Adnan Adams Mohammed
A finance expert has expressed serious reservations about the relatively high rate of the country’s interest payment on debts accrued (debt-servicing), currently galloping at about four (4) times more than domestic-tax revenue mobilization growth over the past four years.
Alex Mould, former Executive Director at Standard Chartered Bank; and past CEO of GNPC and NPA, shared some insight on the mid-year review budget and overall economic outlook. He commented that, the country’s domestic-tax revenue mobilization has grown by only 39% in four (4) years but interest debt-service payment has grown by 144%.
Data made available by the expert as sourced from the Ministry of Finance indicates:
In 2016, domestic-tax revenue was GHC25.729 billion as against interest payment on Ghana’s public debt of GHC10.770 billion giving an interest payment on public debt to domestic-tax revenue ratio of 42%. Analysis of the data from MoF shows an upward trend of Interest debt-service payments to domestic-tax revenue collections with 2019 at 47% and 2020 at 62%.
In 2019, domestic-tax revenue was GHC42.775 billion as against interest payment on Ghana’s public debt of GHC19.769 billion giving a ratio of 47%. However, using projected 2020 full-year figures, domestic-tax revenue is expected to be GHC42.331 billion as against projected interest payment of GHC26.268 billion Ghana’s public debt, resulting in a staggering ratio of interest payment to domestic-tax revenue of 62%.
“We should be very concerned about Government’s ability to meet its interest payments from tax revenue which forms about 80% of our Total Domestic Revenue, which also forms about 97.5% of Total Government Revenue,” Mr. Mould emphasized.
Adding that, “Our domestic tax revenue has only grown 39% in 4 years but our interest debt service has grown by 144%.”
According to him, this confirms the many criticisms that, the government is only borrowing to meet its consumption expenditure and some manifesto promises.
“This attests to the fact that we are borrowing to meet our expenditure, which is mainly a combination of consumption and expenditure on some of the ill thought-out manifesto promises made by Nana Akuffo-Addo’s government. It would rather be more prudent to spend on the critically needed infrastructural investments which will have a multiplier effect and will produce dividends in the near future.
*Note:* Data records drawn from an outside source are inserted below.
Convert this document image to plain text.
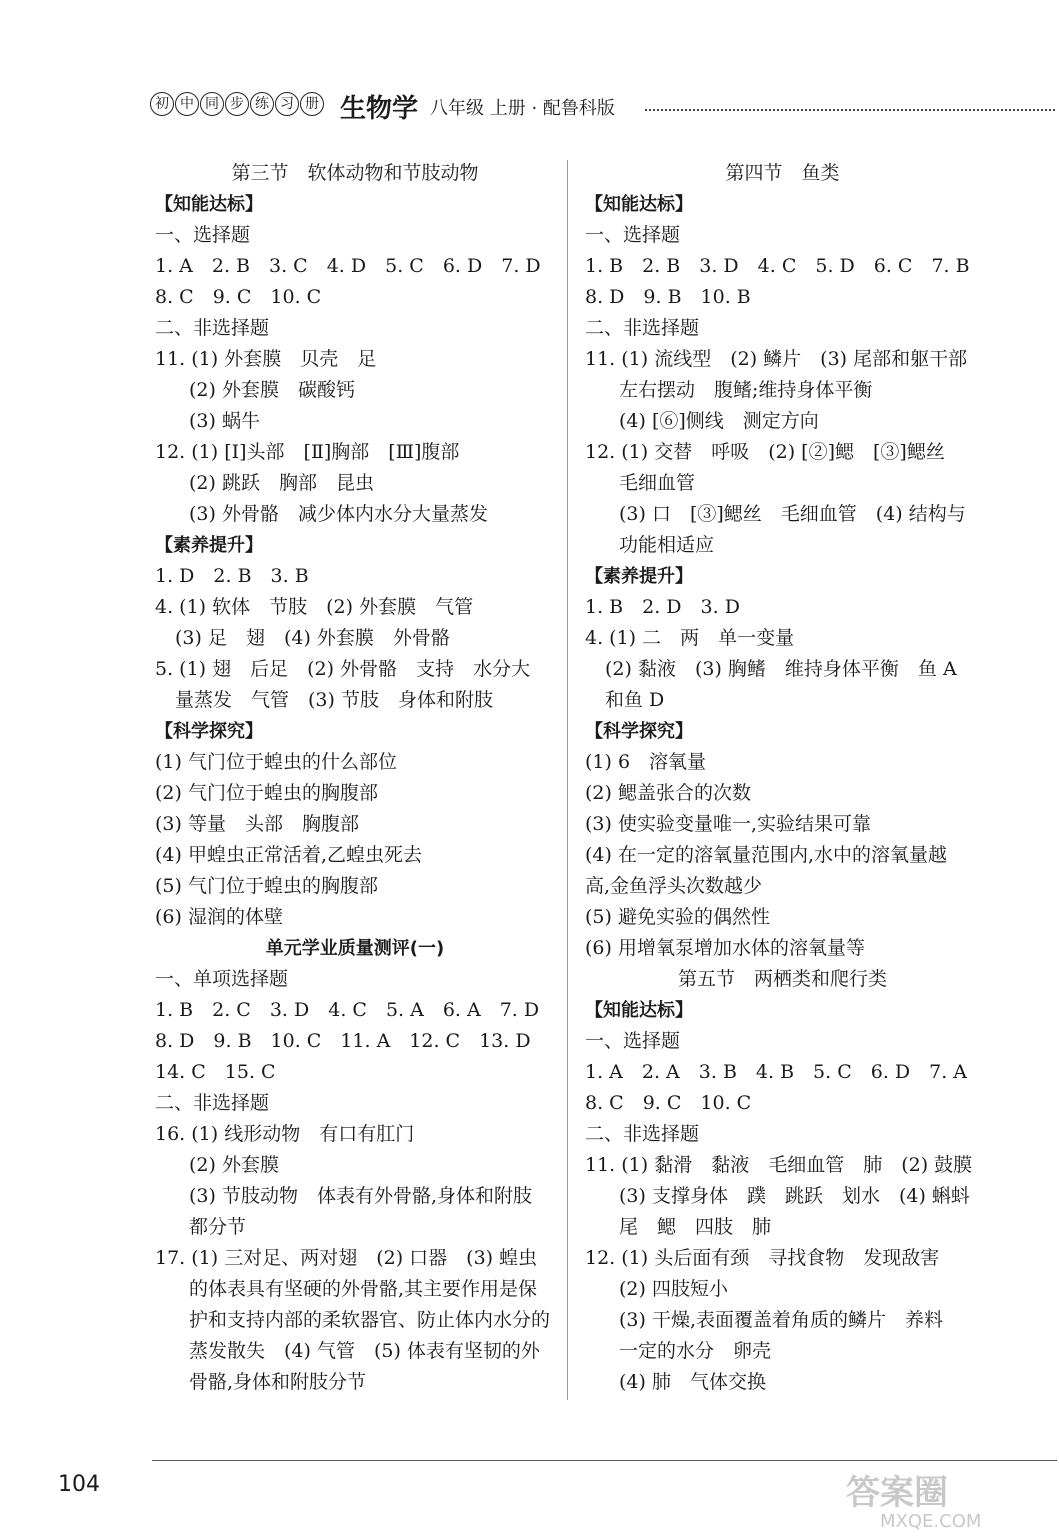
初 中 同 步 练 习 册 生物学 八年级 上册 · 配鲁科版
第三节　软体动物和节肢动物
【知能达标】
一、选择题
1. A　2. B　3. C　4. D　5. C　6. D　7. D
8. C　9. C　10. C
二、非选择题
11. (1) 外套膜　贝壳　足
(2) 外套膜　碳酸钙
(3) 蜗牛
12. (1) [Ⅰ]头部　[Ⅱ]胸部　[Ⅲ]腹部
(2) 跳跃　胸部　昆虫
(3) 外骨骼　减少体内水分大量蒸发
【素养提升】
1. D　2. B　3. B
4. (1) 软体　节肢　(2) 外套膜　气管
(3) 足　翅　(4) 外套膜　外骨骼
5. (1) 翅　后足　(2) 外骨骼　支持　水分大
量蒸发　气管　(3) 节肢　身体和附肢
【科学探究】
(1) 气门位于蝗虫的什么部位
(2) 气门位于蝗虫的胸腹部
(3) 等量　头部　胸腹部
(4) 甲蝗虫正常活着,乙蝗虫死去
(5) 气门位于蝗虫的胸腹部
(6) 湿润的体壁
单元学业质量测评(一)
一、单项选择题
1. B　2. C　3. D　4. C　5. A　6. A　7. D
8. D　9. B　10. C　11. A　12. C　13. D
14. C　15. C
二、非选择题
16. (1) 线形动物　有口有肛门
(2) 外套膜
(3) 节肢动物　体表有外骨骼,身体和附肢
都分节
17. (1) 三对足、两对翅　(2) 口器　(3) 蝗虫
的体表具有坚硬的外骨骼,其主要作用是保
护和支持内部的柔软器官、防止体内水分的
蒸发散失　(4) 气管　(5) 体表有坚韧的外
骨骼,身体和附肢分节
第四节　鱼类
【知能达标】
一、选择题
1. B　2. B　3. D　4. C　5. D　6. C　7. B
8. D　9. B　10. B
二、非选择题
11. (1) 流线型　(2) 鳞片　(3) 尾部和躯干部
左右摆动　腹鳍;维持身体平衡
(4) [⑥]侧线　测定方向
12. (1) 交替　呼吸　(2) [②]鳃　[③]鳃丝
毛细血管
(3) 口　[③]鳃丝　毛细血管　(4) 结构与
功能相适应
【素养提升】
1. B　2. D　3. D
4. (1) 二　两　单一变量
(2) 黏液　(3) 胸鳍　维持身体平衡　鱼 A
和鱼 D
【科学探究】
(1) 6　溶氧量
(2) 鳃盖张合的次数
(3) 使实验变量唯一,实验结果可靠
(4) 在一定的溶氧量范围内,水中的溶氧量越
高,金鱼浮头次数越少
(5) 避免实验的偶然性
(6) 用增氧泵增加水体的溶氧量等
第五节　两栖类和爬行类
【知能达标】
一、选择题
1. A　2. A　3. B　4. B　5. C　6. D　7. A
8. C　9. C　10. C
二、非选择题
11. (1) 黏滑　黏液　毛细血管　肺　(2) 鼓膜
(3) 支撑身体　蹼　跳跃　划水　(4) 蝌蚪
尾　鳃　四肢　肺
12. (1) 头后面有颈　寻找食物　发现敌害
(2) 四肢短小
(3) 干燥,表面覆盖着角质的鳞片　养料
一定的水分　卵壳
(4) 肺　气体交换
104	答案圈
MXQE.COM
Already, the Institute of Economic Affairs Ghana (IEA Ghana) has called on the government needed to strengthen its tax mobilization, especially in the informal sector, in the wake of the COVID-19 pandemic. According to the institute, the informal sector contributed about 30 percent of the country’s Gross Domestic Product (GDP), adding that, stretching out the tax net to the sector had the potential of increasing revenue to fund government’s expenditure.
Dr John Kwabena Kwakye, the Director of Research of IEA Ghana has expressed worry about tax exemptions to certain persons and institutions constituted over GH¢5 billion and called on Parliament to expedite the passage of a tax exemption bill which would curtail the menace.
Dr Kwakye when speaking at the institute’s review of the government’s Mid-Year Budget policy statement presented to Parliament on July 23 said, “One key area of revenue mobilization which could facilitate government’s expenditure which is mostly overlooked is taxes from properties we term property tax.
“This could be assigned to the assemblies, which would, in turn, generate funds for development at the local level”.
He reiterated that Ghana’s tax efforts were low and called on the government to track revenue leakages to increase the tax to GDP ratio.
Also, in her comment, Dr Dede Amanor-Wilks, the Executive Director of IEA said, it was important for the government to be concerned about meeting revenue shortfalls to grow the economy.
She said strengthening revenue mobilization was critical to building a resilient economy and called on the government to increase its industrialization drive, adding that “industrialization is a pre-requisite for development.